Reston Spring

Reston Spring
Reston Spring

Monday, November 2, 2015

WMATA GM selectee steps back from the job--another WMATA Board fiasco!

Press reports just coming in say that WMATA GM selectee, Neal Cohen, has decided not to accept the General Manager position.  Here is the latest report from the Washington Post's Paul Duggan, Michael Laris, and Lori Aratani:

Metro’s protracted search for a new general manager hit another major snag Monday as the transit agency and its top choice for the job, corporate financial expert Neal Cohen, ended their contract discussions.
Cohen, a highly compensated chief financial officer in the private sector who has no experience in public transportation, emerged as the board’s top pick for Metro chief executive last week.

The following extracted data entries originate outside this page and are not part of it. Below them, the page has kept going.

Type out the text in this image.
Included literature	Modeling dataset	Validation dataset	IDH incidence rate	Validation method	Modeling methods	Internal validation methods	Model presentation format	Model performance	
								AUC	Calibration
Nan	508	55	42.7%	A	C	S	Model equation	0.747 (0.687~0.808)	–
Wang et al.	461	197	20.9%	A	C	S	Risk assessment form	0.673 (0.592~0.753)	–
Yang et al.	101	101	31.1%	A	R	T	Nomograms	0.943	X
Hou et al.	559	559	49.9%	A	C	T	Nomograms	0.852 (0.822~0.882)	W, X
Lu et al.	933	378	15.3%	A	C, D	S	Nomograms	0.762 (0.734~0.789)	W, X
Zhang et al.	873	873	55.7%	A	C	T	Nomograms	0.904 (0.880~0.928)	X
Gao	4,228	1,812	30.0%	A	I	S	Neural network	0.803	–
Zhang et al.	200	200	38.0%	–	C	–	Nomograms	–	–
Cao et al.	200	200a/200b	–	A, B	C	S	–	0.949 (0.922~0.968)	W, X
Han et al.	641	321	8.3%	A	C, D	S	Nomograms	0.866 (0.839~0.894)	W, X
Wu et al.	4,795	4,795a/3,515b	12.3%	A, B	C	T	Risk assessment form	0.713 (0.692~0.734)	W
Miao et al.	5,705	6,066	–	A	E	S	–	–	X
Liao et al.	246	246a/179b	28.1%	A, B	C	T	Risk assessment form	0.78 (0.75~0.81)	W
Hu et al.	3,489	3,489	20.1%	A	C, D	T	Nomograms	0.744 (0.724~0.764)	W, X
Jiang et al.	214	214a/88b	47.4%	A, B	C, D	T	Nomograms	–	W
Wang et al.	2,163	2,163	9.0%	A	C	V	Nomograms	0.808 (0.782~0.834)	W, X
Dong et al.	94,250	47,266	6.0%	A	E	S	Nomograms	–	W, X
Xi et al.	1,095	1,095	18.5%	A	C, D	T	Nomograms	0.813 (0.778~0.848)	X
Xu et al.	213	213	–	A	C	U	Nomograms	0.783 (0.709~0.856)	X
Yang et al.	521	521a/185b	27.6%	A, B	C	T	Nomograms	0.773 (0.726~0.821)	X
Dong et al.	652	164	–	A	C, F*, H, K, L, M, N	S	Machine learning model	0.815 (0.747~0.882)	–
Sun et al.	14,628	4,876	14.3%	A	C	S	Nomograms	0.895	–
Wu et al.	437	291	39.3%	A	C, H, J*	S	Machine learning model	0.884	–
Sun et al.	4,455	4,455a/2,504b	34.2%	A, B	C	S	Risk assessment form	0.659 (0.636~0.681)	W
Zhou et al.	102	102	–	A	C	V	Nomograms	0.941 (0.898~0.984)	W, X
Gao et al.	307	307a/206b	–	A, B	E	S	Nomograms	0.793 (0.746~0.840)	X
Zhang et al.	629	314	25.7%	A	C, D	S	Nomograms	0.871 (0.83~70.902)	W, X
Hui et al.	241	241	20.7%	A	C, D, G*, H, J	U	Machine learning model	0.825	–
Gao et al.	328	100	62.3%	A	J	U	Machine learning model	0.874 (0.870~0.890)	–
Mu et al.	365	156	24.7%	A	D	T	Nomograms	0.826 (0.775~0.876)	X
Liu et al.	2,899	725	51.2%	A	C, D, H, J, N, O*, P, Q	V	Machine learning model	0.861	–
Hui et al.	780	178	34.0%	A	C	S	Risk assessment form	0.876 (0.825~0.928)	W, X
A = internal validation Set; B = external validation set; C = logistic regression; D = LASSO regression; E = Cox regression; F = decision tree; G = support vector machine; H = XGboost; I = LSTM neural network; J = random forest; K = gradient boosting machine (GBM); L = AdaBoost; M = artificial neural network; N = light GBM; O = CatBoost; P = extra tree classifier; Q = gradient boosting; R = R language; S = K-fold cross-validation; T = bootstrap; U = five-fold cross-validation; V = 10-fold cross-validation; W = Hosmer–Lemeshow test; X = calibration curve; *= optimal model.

Officials familiar with the search said the executive committee of Metro’s board of directors were in contract discussions with Cohen.
But the Washington Metropolitan Area Transit Administration announced late Monday afternoon that board members and Cohen had called off their talks.
It is unclear what role the leaking of Cohen’s name mid-process had on the breakdown in talks, though a source said he was taken aback by the public scrutiny, which will be a constant for whoever ends up taking the job.
Reaction was swift and the disappointment in some quarters was deep. . . .
0WTOP reports Governor McAuliffe's reaction to the latest fiasco:
 “I am outraged by the latest setback in a process that would be comical if the need for new leadership at Metro were not so great,” McAuliffe said in a statement Monday.
“Identifying and hiring a qualified General Manager is the WMATA Board’s chief responsibility and the first step that must be taken in order to oversee the safety and operational changes that are essential to Metro’s long-term sustainability. The leaks and petty political sniping that have come to define the work of this board are harming the Metro system and the economy of the region it serves.”
We agree that hiring a qualified General Manager for WMATA is the Board's chief responsibility and the WMATA Board of Directors has failed miserably in carrying out this responsibility in a timely manner, identifying a highly qualified candidate suited to the severe challenges facing one of the largest public transit agencies in the country, negotiating a responsible contract, and keeping the fact and identity of a possible selection confidential.

We believe that it may be worthwhile for the leaders of all the WMATA jurisdictions to seriously consider replacing their representatives on the Board because the current Board membership is clearly unable to carry out its most important responsibility in a professionally responsible manner serving the interests of a better WMATA and regional transportation.